Pour en connaître plus sur l'Intracoastal
Au début, nous devions les accompagner à partir de la Caroline du Sud, notre objectif, aller croquer les images pour un documentaire. Ensuite, il m’avait convaincu de faire le canal direction New York … Et puis, pourquoi pas tout le trajet, il acceptait de me fournir un ordinateur portable. J’aurais le temps de travailler à mon aventure sur la voie navigable, direction Sud. Aveuglé par l’enthousiasme de tous et mes désirs personnels, j’avais oublié/mis de côté qu’il n’avait pas l’expérience requise : il avait fait un peu de voile, pas de navigation, n’avait pas vécu sur son bateau, ne connaissait aucun de ses caprices de navigation, n’avait monté ses voiles qu’une fois et par temps doux et avant même de l’avoir acheté. Moi, l’expert (sic !), je montre aux gens à maîtriser leur bateau, à vivre dedans, à le voir se comporter par petit et gros temps, à écouter leurs moindres caprices, à apprécier leurs qualités, à déjouer leurs défauts, à apprendre à ne pas sauter des étapes, à leur montrer à prendre des bouchées qu’ils peuvent digérer. Moi l’expert, je me suis laissé avoir, l’élan était trop rapide, l’énergie déployée, la condition de santé et la supposée dernière chance de réaliser son rêve. La réalité, cette odyssée vers les mers du sud serait un échec et il fallait trouver un moyen qu’elle n’ait pas lieu. Comment s’y prendre ? Parcourir toutes les avenues, en éliminer, les revoir. Il y avait bien cette rumeur du lac dont m’avait parlé Guy en m’annonçant son échouement, à savoir qu’une des écluses du canal Champlain ne pouvait plus accepter des bateaux à six pieds de tirant d’eau, mais il fallait la vérifier, j’y avais vu, elle n’avait aucun fondement, ça aurait été trop facile. Donc, il n’en avait que deux, la vraie avenue ou l’autre, un mensonge pieux quelconque. Il fallait surtout que ce soit envisagé comme un voyage reporté à plus tard. Il ne devait pas abandonner son projet, mais bien se préparer à le rendre réalisable à un autre moment… Réparer sa santé, améliorer ses capacités de navigateur…

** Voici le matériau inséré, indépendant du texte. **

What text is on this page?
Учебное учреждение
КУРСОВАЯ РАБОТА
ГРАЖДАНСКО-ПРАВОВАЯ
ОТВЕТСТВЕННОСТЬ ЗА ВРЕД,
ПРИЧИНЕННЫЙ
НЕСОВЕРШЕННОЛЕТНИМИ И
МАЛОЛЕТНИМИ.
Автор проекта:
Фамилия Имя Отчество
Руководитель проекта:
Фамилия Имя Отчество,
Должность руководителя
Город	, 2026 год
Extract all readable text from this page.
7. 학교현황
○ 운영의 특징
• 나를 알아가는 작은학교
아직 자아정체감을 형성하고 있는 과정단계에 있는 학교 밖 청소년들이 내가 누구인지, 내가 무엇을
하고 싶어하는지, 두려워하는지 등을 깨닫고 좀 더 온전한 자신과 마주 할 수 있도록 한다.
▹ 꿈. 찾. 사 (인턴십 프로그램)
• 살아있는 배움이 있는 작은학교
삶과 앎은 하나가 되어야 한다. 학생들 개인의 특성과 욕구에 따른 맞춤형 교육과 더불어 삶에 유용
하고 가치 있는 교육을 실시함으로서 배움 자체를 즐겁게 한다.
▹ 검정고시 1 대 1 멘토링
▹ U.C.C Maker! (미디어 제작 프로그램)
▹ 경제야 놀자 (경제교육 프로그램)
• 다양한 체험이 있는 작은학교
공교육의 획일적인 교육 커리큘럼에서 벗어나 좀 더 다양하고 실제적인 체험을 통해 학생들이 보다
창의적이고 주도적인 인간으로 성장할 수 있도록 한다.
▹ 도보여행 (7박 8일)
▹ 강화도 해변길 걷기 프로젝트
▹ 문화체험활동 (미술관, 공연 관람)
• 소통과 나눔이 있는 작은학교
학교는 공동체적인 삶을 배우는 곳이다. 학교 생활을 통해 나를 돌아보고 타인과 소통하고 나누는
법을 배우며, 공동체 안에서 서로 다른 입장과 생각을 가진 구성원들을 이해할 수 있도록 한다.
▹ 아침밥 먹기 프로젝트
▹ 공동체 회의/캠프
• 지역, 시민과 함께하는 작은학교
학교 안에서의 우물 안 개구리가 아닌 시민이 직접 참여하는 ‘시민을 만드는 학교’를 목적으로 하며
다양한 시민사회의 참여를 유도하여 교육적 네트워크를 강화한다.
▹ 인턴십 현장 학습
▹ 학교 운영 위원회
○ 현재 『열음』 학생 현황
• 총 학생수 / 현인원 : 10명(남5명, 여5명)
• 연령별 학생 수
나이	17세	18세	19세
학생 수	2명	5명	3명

Bon ! Le voilier était toujours échoué : aller au bout du quai, leur faire signe, attendre. Il pleuvait encore, ils attendaient un bateau dépanneur. Il est venu, quelques coups de moteur, il fut délogé. Ils arrivèrent au quai, 350$ en moins. Un capitaine qui reprenait espoir… et moi qui ne savais toujours pas comment lui annoncer qu’il ne devait pas partir. Le bateau amarré, le plein de diesel, de toutes manières il fallait emplir les réservoirs pour hiverner le bateau. Il me fallait agir … Qu’est-ce qui me bloquait ? Où était la voie de la raison ? … Nicole me faisait signe qu’on devait continuer, partir avec eux ; elle qui d’abord avait eu des hésitations face au projet. Me voilà dépassé, mais je savais que je ne voulais plus partir, je ne pourrais jamais mettre un terme en cas de problèmes sérieux. Je n’aurais jamais dû les rencontrer, me laisser embarquer dans leur rêve… des idées morbides me passaient par la tête. Moi et ma parole donnée … Il fallait que je bouge …
Martine attacha l’amarre, je la regardais ...
- Ça serait bien qu’on soit en début de septembre, il aurait fait chaud… on aurait eu le temps de … Je ne savais plus quoi dire, les mots me manquaient.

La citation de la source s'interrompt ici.